Simple ways to reduce unnecessary C-sections in healthy women and babies

In recognition of the urgent need to address the steady rise in the rate of caesarean sections globally, the World Health Organization has issued new guidelines.

Tackling the non-medical reasons that drive surgical deliveries is key to reducing inappropriate use, according to the UN agency.

Some of the interventions are aimed at health facilities and health professional, including a collaborative midwifery-obstetrician model. In this model, staffing is based on care provided primarily by midwives, with 24-hour backup from an obstetrician who provides in-house labour and delivery coverage without other competing clinical duties.

Midwifery is associated with more vaginal births, safer outcomes, positive maternal experiences and lower costs, finds a report by The Lancet on optimising the use of caesarean sections.

Another proposal is that hospitals should remunerate equally for C-section and vaginal births. Health facilities should also be obliged to publish annual surgery rates and set up audits and timely feedback loops between facilities and healthcare professionals.

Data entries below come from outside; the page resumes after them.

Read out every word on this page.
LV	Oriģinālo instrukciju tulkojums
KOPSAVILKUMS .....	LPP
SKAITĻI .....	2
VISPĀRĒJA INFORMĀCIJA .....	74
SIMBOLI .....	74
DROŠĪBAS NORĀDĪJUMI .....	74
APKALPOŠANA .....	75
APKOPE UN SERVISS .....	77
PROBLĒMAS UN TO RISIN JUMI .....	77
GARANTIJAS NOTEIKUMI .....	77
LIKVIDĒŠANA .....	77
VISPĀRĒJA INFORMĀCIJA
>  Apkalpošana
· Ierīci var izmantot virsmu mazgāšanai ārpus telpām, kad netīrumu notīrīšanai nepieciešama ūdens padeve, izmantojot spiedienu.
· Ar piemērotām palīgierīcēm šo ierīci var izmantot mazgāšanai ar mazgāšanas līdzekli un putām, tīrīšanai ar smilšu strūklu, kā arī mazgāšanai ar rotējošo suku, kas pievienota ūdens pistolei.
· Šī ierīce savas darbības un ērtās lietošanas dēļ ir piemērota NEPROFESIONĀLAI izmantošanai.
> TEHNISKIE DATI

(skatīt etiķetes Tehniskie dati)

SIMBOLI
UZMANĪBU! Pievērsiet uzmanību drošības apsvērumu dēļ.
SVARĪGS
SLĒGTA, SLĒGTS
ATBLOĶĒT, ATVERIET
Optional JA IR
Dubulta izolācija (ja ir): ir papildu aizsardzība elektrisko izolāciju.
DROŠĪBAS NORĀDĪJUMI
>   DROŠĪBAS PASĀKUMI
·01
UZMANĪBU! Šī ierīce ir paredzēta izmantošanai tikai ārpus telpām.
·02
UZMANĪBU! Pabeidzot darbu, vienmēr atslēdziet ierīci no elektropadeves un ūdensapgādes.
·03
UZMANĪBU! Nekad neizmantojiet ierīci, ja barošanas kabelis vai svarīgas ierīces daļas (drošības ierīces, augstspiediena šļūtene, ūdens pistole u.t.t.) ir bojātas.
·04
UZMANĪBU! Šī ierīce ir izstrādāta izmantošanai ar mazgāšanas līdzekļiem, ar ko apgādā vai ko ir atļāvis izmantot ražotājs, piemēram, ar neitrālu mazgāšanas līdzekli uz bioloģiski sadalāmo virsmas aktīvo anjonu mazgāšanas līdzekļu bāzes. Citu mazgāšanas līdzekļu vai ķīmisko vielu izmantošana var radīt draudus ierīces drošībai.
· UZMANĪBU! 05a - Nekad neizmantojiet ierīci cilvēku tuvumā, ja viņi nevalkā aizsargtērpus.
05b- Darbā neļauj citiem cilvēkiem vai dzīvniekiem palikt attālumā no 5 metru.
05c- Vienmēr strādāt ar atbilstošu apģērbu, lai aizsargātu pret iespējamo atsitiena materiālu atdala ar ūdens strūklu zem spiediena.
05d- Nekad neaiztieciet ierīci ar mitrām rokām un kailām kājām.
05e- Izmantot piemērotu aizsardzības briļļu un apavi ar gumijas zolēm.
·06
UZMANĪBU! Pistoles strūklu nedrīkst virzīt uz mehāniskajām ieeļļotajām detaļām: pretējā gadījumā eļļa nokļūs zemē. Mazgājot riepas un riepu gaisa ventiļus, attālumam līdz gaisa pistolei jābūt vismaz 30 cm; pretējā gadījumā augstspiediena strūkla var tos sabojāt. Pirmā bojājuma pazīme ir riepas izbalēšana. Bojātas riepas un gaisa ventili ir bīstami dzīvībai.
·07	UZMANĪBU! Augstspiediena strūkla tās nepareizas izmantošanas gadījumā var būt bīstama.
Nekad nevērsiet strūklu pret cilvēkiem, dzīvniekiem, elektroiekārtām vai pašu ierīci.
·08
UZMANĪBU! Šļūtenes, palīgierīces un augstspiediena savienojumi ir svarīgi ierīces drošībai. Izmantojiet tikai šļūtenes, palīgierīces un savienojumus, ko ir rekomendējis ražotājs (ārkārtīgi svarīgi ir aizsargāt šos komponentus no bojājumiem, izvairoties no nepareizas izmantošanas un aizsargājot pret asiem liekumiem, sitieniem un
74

A mother-baby friendly hospital setting is also important. Adequate pain relief, improved privacy and care in labour wards could help reduce surgery prevalence. Approaches such as labour companionship has been associated with higher proportions of natural and safer births.

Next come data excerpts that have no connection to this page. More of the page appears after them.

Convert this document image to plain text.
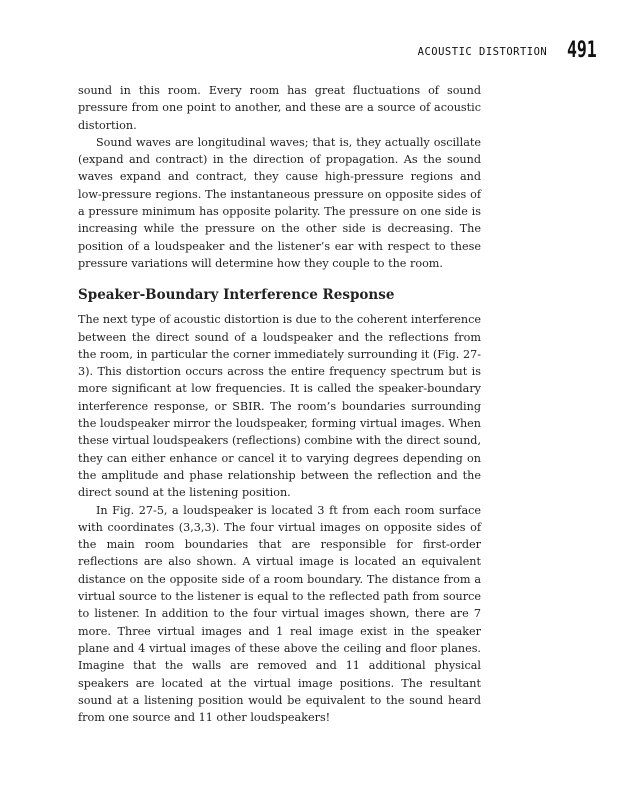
ACOUSTIC DISTORTION 491

sound in this room. Every room has great fluctuations of sound pressure from one point to another, and these are a source of acoustic distortion.

Sound waves are longitudinal waves; that is, they actually oscillate (expand and contract) in the direction of propagation. As the sound waves expand and contract, they cause high-pressure regions and low-pressure regions. The instantaneous pressure on opposite sides of a pressure minimum has opposite polarity. The pressure on one side is increasing while the pressure on the other side is decreasing. The position of a loudspeaker and the listener’s ear with respect to these pressure variations will determine how they couple to the room.

Speaker-Boundary Interference Response

The next type of acoustic distortion is due to the coherent interference between the direct sound of a loudspeaker and the reflections from the room, in particular the corner immediately surrounding it (Fig. 27-3). This distortion occurs across the entire frequency spectrum but is more significant at low frequencies. It is called the speaker-boundary interference response, or SBIR. The room’s boundaries surrounding the loudspeaker mirror the loudspeaker, forming virtual images. When these virtual loudspeakers (reflections) combine with the direct sound, they can either enhance or cancel it to varying degrees depending on the amplitude and phase relationship between the reflection and the direct sound at the listening position.

In Fig. 27-5, a loudspeaker is located 3 ft from each room surface with coordinates (3,3,3). The four virtual images on opposite sides of the main room boundaries that are responsible for first-order reflections are also shown. A virtual image is located an equivalent distance on the opposite side of a room boundary. The distance from a virtual source to the listener is equal to the reflected path from source to listener. In addition to the four virtual images shown, there are 7 more. Three virtual images and 1 real image exist in the speaker plane and 4 virtual images of these above the ceiling and floor planes. Imagine that the walls are removed and 11 additional physical speakers are located at the virtual image positions. The resultant sound at a listening position would be equivalent to the sound heard from one source and 11 other loudspeakers!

Health education for women is an essential component of antenatal care. It is necessary to provide support programmes such as childbirth preparation classes for mothers and couples, relaxation training programmes led by nurses and psycho-education for women with fear of pain or anxiety.

Clinical interventions such as vaginal birth after C-section and vaginal breech delivery in appropriately selected women could reduce the frequency of C-sections, according to the Lancet series.

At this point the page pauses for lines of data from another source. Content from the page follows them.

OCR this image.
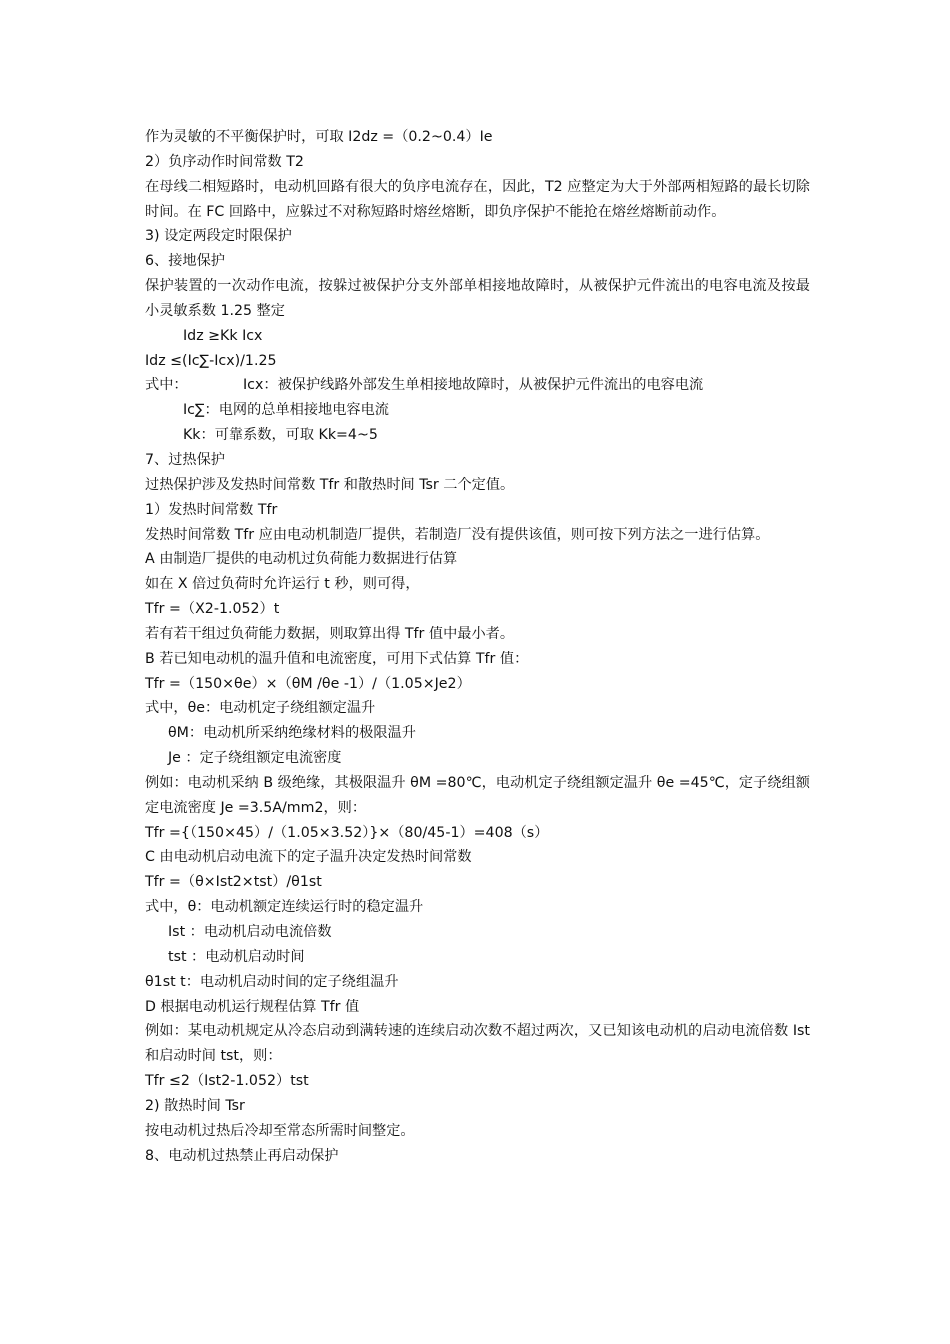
作为灵敏的不平衡保护时，可取 I2dz =（0.2~0.4）Ie
2）负序动作时间常数 T2
在母线二相短路时，电动机回路有很大的负序电流存在，因此，T2 应整定为大于外部两相短路的最长切除时间。在 FC 回路中，应躲过不对称短路时熔丝熔断，即负序保护不能抢在熔丝熔断前动作。
3) 设定两段定时限保护
6、接地保护
保护装置的一次动作电流，按躲过被保护分支外部单相接地故障时，从被保护元件流出的电容电流及按最小灵敏系数 1.25 整定
Idz ≥Kk Icx
Idz ≤(Ic∑-Icx)/1.25
式中：	Icx：被保护线路外部发生单相接地故障时，从被保护元件流出的电容电流
Ic∑：电网的总单相接地电容电流
Kk：可靠系数，可取 Kk=4~5
7、过热保护
过热保护涉及发热时间常数 Tfr 和散热时间 Tsr 二个定值。
1）发热时间常数 Tfr
发热时间常数 Tfr 应由电动机制造厂提供，若制造厂没有提供该值，则可按下列方法之一进行估算。
A 由制造厂提供的电动机过负荷能力数据进行估算
如在 X 倍过负荷时允许运行 t 秒，则可得，
Tfr =（X2-1.052）t
若有若干组过负荷能力数据，则取算出得 Tfr 值中最小者。
B 若已知电动机的温升值和电流密度，可用下式估算 Tfr 值：
Tfr =（150×θe）×（θM /θe -1）/（1.05×Je2）
式中，θe：电动机定子绕组额定温升
θM：电动机所采纳绝缘材料的极限温升
Je ：定子绕组额定电流密度
例如：电动机采纳 B 级绝缘，其极限温升 θM =80℃，电动机定子绕组额定温升 θe =45℃，定子绕组额定电流密度 Je =3.5A/mm2，则：
Tfr ={（150×45）/（1.05×3.52）}×（80/45-1）=408（s）
C 由电动机启动电流下的定子温升决定发热时间常数
Tfr =（θ×Ist2×tst）/θ1st
式中，θ：电动机额定连续运行时的稳定温升
Ist ：电动机启动电流倍数
tst ：电动机启动时间
θ1st t：电动机启动时间的定子绕组温升
D 根据电动机运行规程估算 Tfr 值
例如：某电动机规定从冷态启动到满转速的连续启动次数不超过两次，又已知该电动机的启动电流倍数 Ist 和启动时间 tst，则：
Tfr ≤2（Ist2-1.052）tst
2) 散热时间 Tsr
按电动机过热后冷却至常态所需时间整定。
8、电动机过热禁止再启动保护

The series concludes that the wide variations reported between regions and within countries, and between women, show that caesarean use is not evidence-based. The series also finds that an increase in obesity, age and nulliparity (the condition in a woman of never having given birth) among populations of women are not enough to explain the upsurge of surgery-aided births.

However, the series concludes that efforts to reduce C-section births must strongly respect women’s right to choose the circumstances of birth.